You're Officially Obese

This is me, six years ago. I weighed 249 lbs and was 29% body fat. I couldn't tie my own shoes without gasping for breath. My 36 inch waist was the largest I had been in my life. I avoided mirrors whenever possible and the thought of summer and being in a bathing suit gave me anxiety. I was well on my way to type II diabetes.

Adding injury to insult, I was constantly comparing myself to my athletic brothers. How had they kept in shape while I had skyrocketed out of control?

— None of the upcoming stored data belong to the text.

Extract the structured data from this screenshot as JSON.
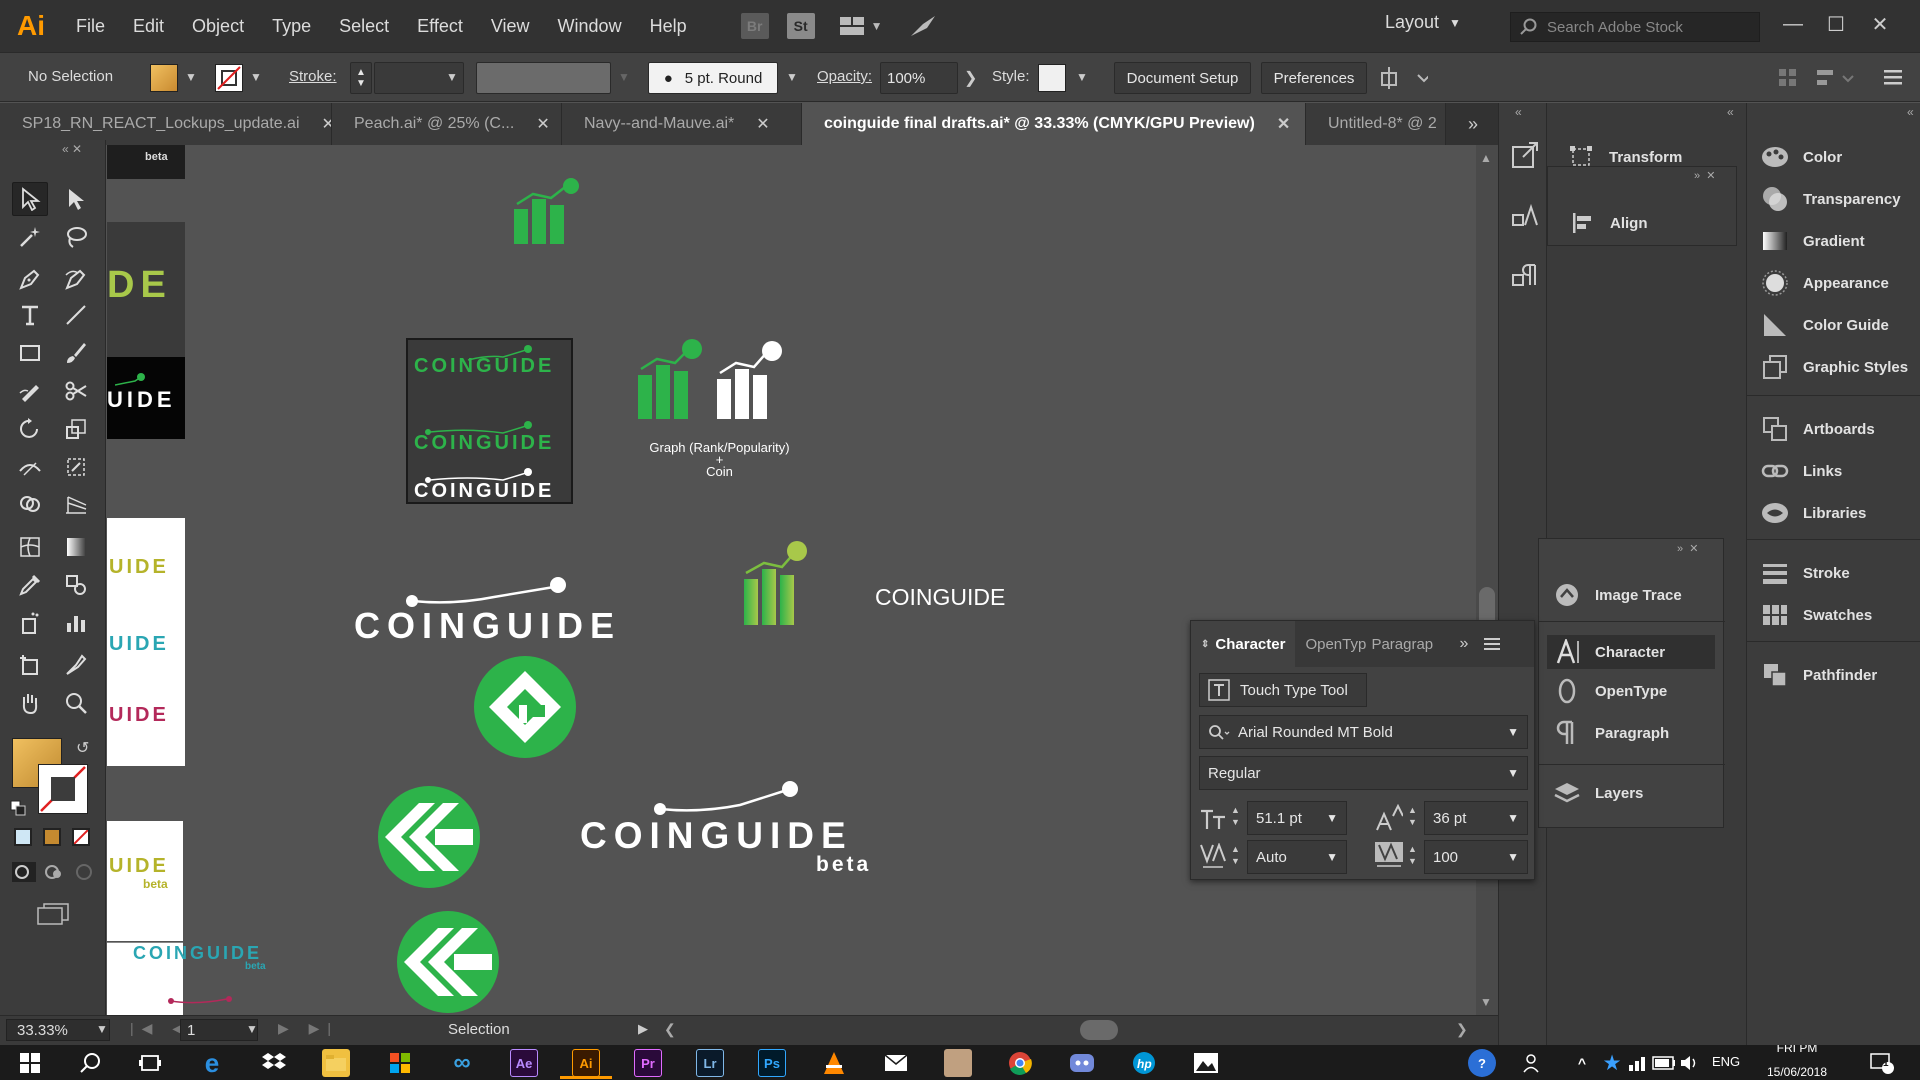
{
  "app": {
    "logo": "Ai"
  },
  "menu": [
    "File",
    "Edit",
    "Object",
    "Type",
    "Select",
    "Effect",
    "View",
    "Window",
    "Help"
  ],
  "bridge_labels": {
    "br": "Br",
    "st": "St"
  },
  "workspace": {
    "label": "Layout"
  },
  "stock_search": {
    "placeholder": "Search Adobe Stock"
  },
  "control_bar": {
    "selection": "No Selection",
    "stroke_label": "Stroke:",
    "brush": "5 pt. Round",
    "opacity_label": "Opacity:",
    "opacity_value": "100%",
    "style_label": "Style:",
    "document_setup": "Document Setup",
    "preferences": "Preferences"
  },
  "tabs": [
    {
      "label": "SP18_RN_REACT_Lockups_update.ai"
    },
    {
      "label": "Peach.ai* @ 25% (C..."
    },
    {
      "label": "Navy--and-Mauve.ai*"
    },
    {
      "label": "coinguide final drafts.ai* @ 33.33% (CMYK/GPU Preview)"
    },
    {
      "label": "Untitled-8* @ 2"
    }
  ],
  "canvas": {
    "logo_word": "COINGUIDE",
    "beta": "beta",
    "graph_caption_1": "Graph (Rank/Popularity)",
    "graph_caption_plus": "+",
    "graph_caption_2": "Coin",
    "side_left_text": "DE",
    "side_left_text2": "UIDE",
    "side_left_beta": "beta"
  },
  "status": {
    "zoom": "33.33%",
    "artboard": "1",
    "tool": "Selection"
  },
  "panels_mid": [
    {
      "label": "Transform",
      "icon": "transform-icon"
    },
    {
      "label": "Align",
      "icon": "align-icon"
    }
  ],
  "panels_group2": [
    {
      "label": "Image Trace",
      "icon": "image-trace-icon"
    },
    {
      "label": "Character",
      "icon": "character-icon"
    },
    {
      "label": "OpenType",
      "icon": "opentype-icon"
    },
    {
      "label": "Paragraph",
      "icon": "paragraph-icon"
    },
    {
      "label": "Layers",
      "icon": "layers-icon"
    }
  ],
  "panels_right": [
    {
      "label": "Color",
      "icon": "color-icon"
    },
    {
      "label": "Transparency",
      "icon": "transparency-icon"
    },
    {
      "label": "Gradient",
      "icon": "gradient-icon"
    },
    {
      "label": "Appearance",
      "icon": "appearance-icon"
    },
    {
      "label": "Color Guide",
      "icon": "color-guide-icon"
    },
    {
      "label": "Graphic Styles",
      "icon": "graphic-styles-icon"
    },
    {
      "label": "Artboards",
      "icon": "artboards-icon"
    },
    {
      "label": "Links",
      "icon": "links-icon"
    },
    {
      "label": "Libraries",
      "icon": "libraries-icon"
    },
    {
      "label": "Stroke",
      "icon": "stroke-icon"
    },
    {
      "label": "Swatches",
      "icon": "swatches-icon"
    },
    {
      "label": "Pathfinder",
      "icon": "pathfinder-icon"
    }
  ],
  "character_panel": {
    "tabs": [
      "Character",
      "OpenTyp",
      "Paragrap"
    ],
    "touch_type": "Touch Type Tool",
    "font_family": "Arial Rounded MT Bold",
    "font_style": "Regular",
    "font_size": "51.1 pt",
    "leading": "36 pt",
    "kerning": "Auto",
    "tracking": "100"
  },
  "taskbar": {
    "apps": [
      "Ae",
      "Ai",
      "Pr",
      "Lr",
      "Ps"
    ],
    "lang": "ENG",
    "time": "FRI PM",
    "date": "15/06/2018",
    "notif": "1"
  },
  "colors": {
    "brand_green": "#2db34a",
    "olive": "#b5b32a",
    "teal": "#2aa6b3",
    "maroon": "#b3295a",
    "ai_orange": "#ff9a00"
  }
}
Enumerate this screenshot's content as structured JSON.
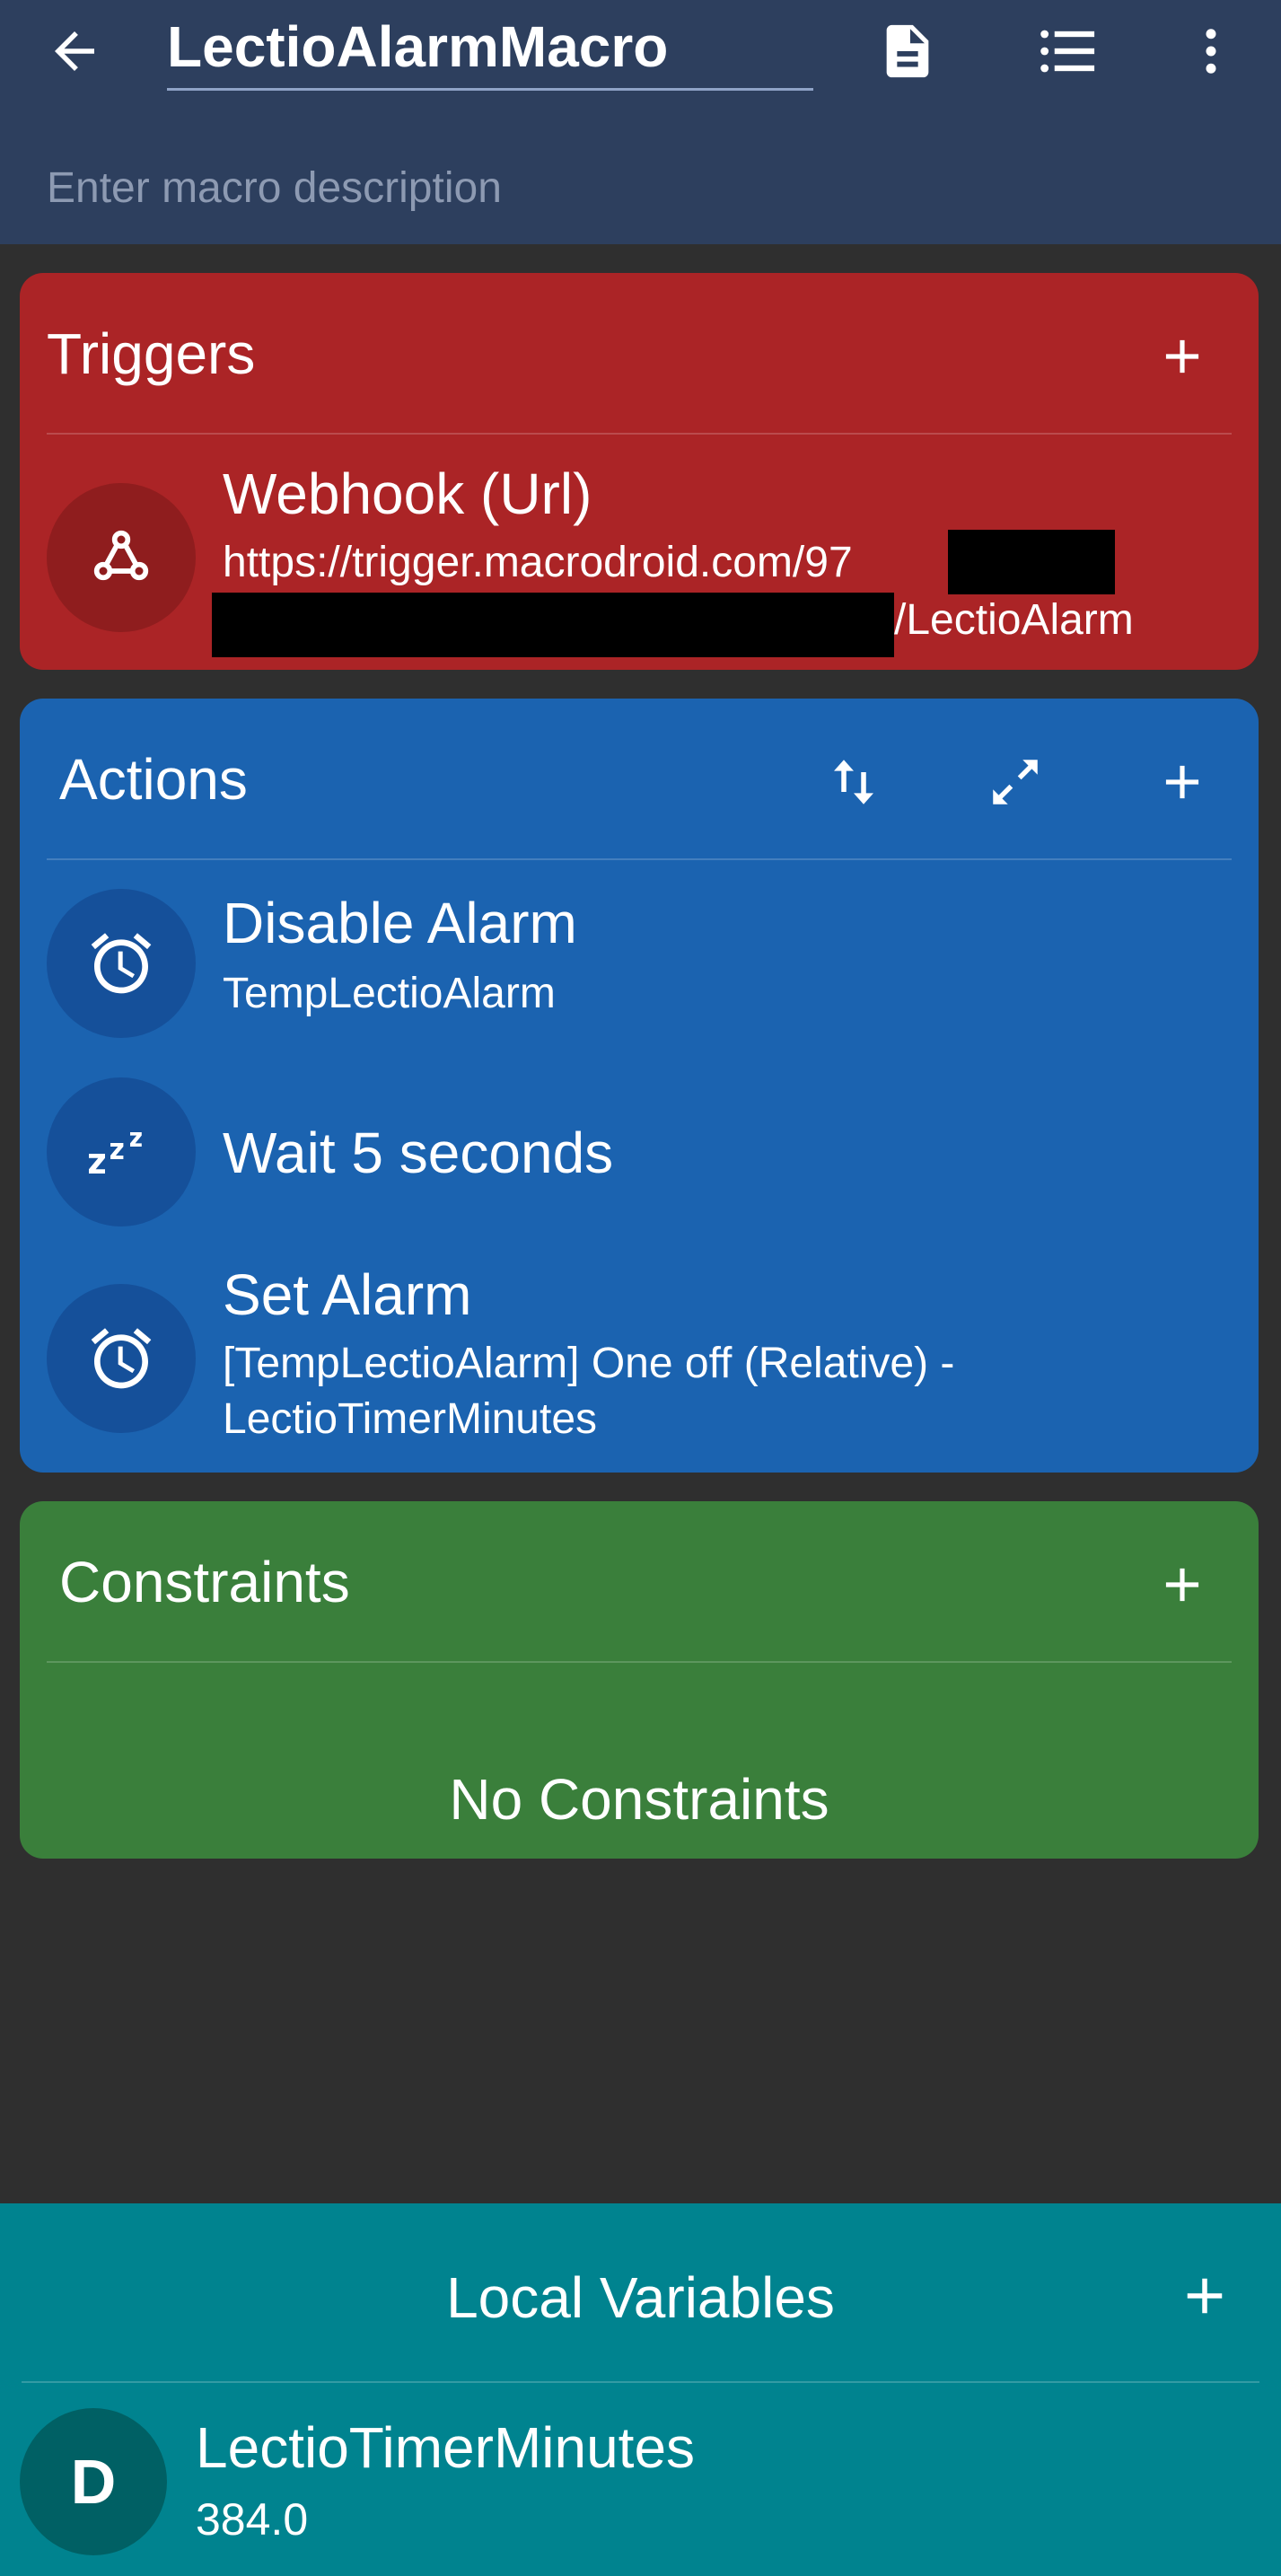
{
  "header": {
    "macro_name": "LectioAlarmMacro",
    "description_placeholder": "Enter macro description",
    "icons": [
      "back-arrow-icon",
      "document-icon",
      "list-icon",
      "more-vertical-icon"
    ]
  },
  "triggers": {
    "title": "Triggers",
    "items": [
      {
        "icon": "webhook-icon",
        "title": "Webhook (Url)",
        "line1": "https://trigger.macrodroid.com/97",
        "line2": "/LectioAlarm"
      }
    ]
  },
  "actions": {
    "title": "Actions",
    "items": [
      {
        "icon": "alarm-clock-icon",
        "title": "Disable Alarm",
        "subtitle": "TempLectioAlarm"
      },
      {
        "icon": "zzz-icon",
        "title": "Wait 5 seconds"
      },
      {
        "icon": "alarm-clock-icon",
        "title": "Set Alarm",
        "subtitle1": "[TempLectioAlarm] One off (Relative) -",
        "subtitle2": "LectioTimerMinutes"
      }
    ]
  },
  "constraints": {
    "title": "Constraints",
    "empty_text": "No Constraints"
  },
  "local_variables": {
    "title": "Local Variables",
    "items": [
      {
        "type_letter": "D",
        "name": "LectioTimerMinutes",
        "value": "384.0"
      }
    ]
  },
  "colors": {
    "header": "#2d3f5e",
    "triggers": "#ab2426",
    "actions": "#1b63b0",
    "constraints": "#3a7f3b",
    "local_variables": "#00838f",
    "background": "#2f2f2f"
  }
}
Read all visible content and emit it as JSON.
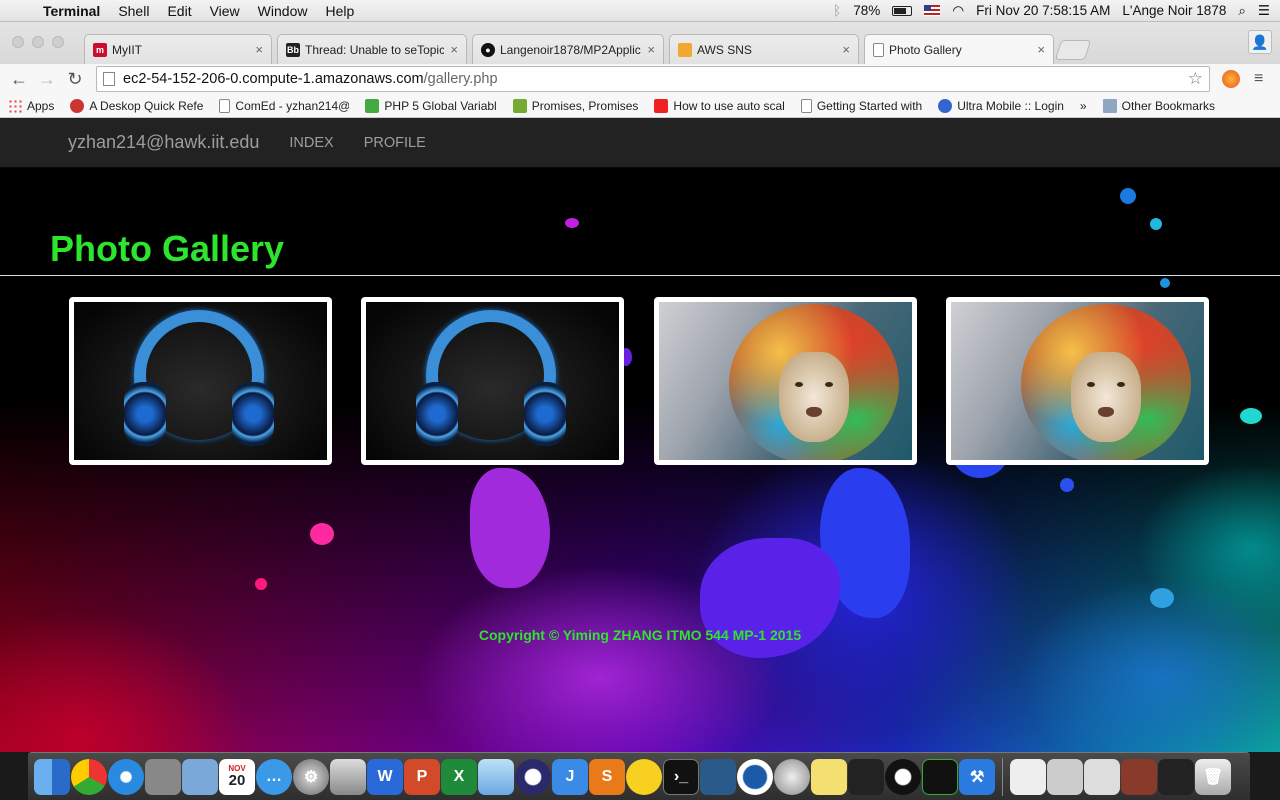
{
  "menubar": {
    "app_name": "Terminal",
    "menus": [
      "Shell",
      "Edit",
      "View",
      "Window",
      "Help"
    ],
    "battery": "78%",
    "datetime": "Fri Nov 20  7:58:15 AM",
    "user": "L'Ange Noir 1878"
  },
  "browser": {
    "tabs": [
      {
        "title": "MyIIT",
        "icon": "myiit-icon"
      },
      {
        "title": "Thread: Unable to seTopicA",
        "icon": "blackboard-icon"
      },
      {
        "title": "Langenoir1878/MP2Applic",
        "icon": "github-icon"
      },
      {
        "title": "AWS SNS",
        "icon": "aws-icon"
      },
      {
        "title": "Photo Gallery",
        "icon": "page-icon"
      }
    ],
    "url_domain": "ec2-54-152-206-0.compute-1.amazonaws.com",
    "url_path": "/gallery.php",
    "bookmarks": [
      "Apps",
      "A Deskop Quick Refe",
      "ComEd - yzhan214@",
      "PHP 5 Global Variabl",
      "Promises, Promises",
      "How to use auto scal",
      "Getting Started with",
      "Ultra Mobile :: Login"
    ],
    "bookmarks_more": "»",
    "other_bookmarks": "Other Bookmarks"
  },
  "site": {
    "brand": "yzhan214@hawk.iit.edu",
    "nav": [
      "INDEX",
      "PROFILE"
    ],
    "heading": "Photo Gallery",
    "photos": [
      "headphones",
      "headphones",
      "lion",
      "lion"
    ],
    "footer": "Copyright © Yiming ZHANG ITMO 544 MP-1 2015",
    "accent_color": "#2ee52e"
  },
  "dock": {
    "calendar_month": "NOV",
    "calendar_day": "20"
  }
}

This is my son Mason. It didn't take me long to realize that I was not going to be able to keep up with this Tasmanian Devil if I stayed on my current trajectory. I wouldn't be able to teach him how to snow ski, water ski, play soccer, or hike outside in nature. I was setting an example: just give in and accept your fate. It's too hard to make a change.

Just When Things Seemed To Be On The Right Track.......

Christmas 2015

For most of 2015, I had been losing weight and making it to the gym. I had managed to drop 20 lbs. of fat and I was starting to see results. My family was gathering in Colorado for Christmas to ski and celebrate another year of blessings. On the final ski run of the trip, I fell. At first the small pain in my lower back seemed in-line with what I had been battling for years. But by the time I reached the bottom of the mountain, I knew that something was terribly wrong. I had never experienced such pain in my life. The MRI results a week later confirmed my worse nightmare: I was looking at back surgery.

You're not just obese, your spine is in crisis

Years of improper tackling in football by leading with your head, concussions (7 total), and improper posture and the red line becomes a straight line instead of where it should be in green

                                                                  A healthy spine will have natural curves that act like a spring, absorbing shock and keeping pressure off of your discs                              

Years of neglect, old sports injuries, and sitting at a desk can lead to a spine that looks like this. Add a cracked disc from the 2015 ski trip and you've got a recipe to help your surgeon buy a new car. Notice that the discs are no longer smooth but have taken an elliptical shape with sharp edges known as bone spurs. In Between disc 5 and the sacrum, almost no spacing exists.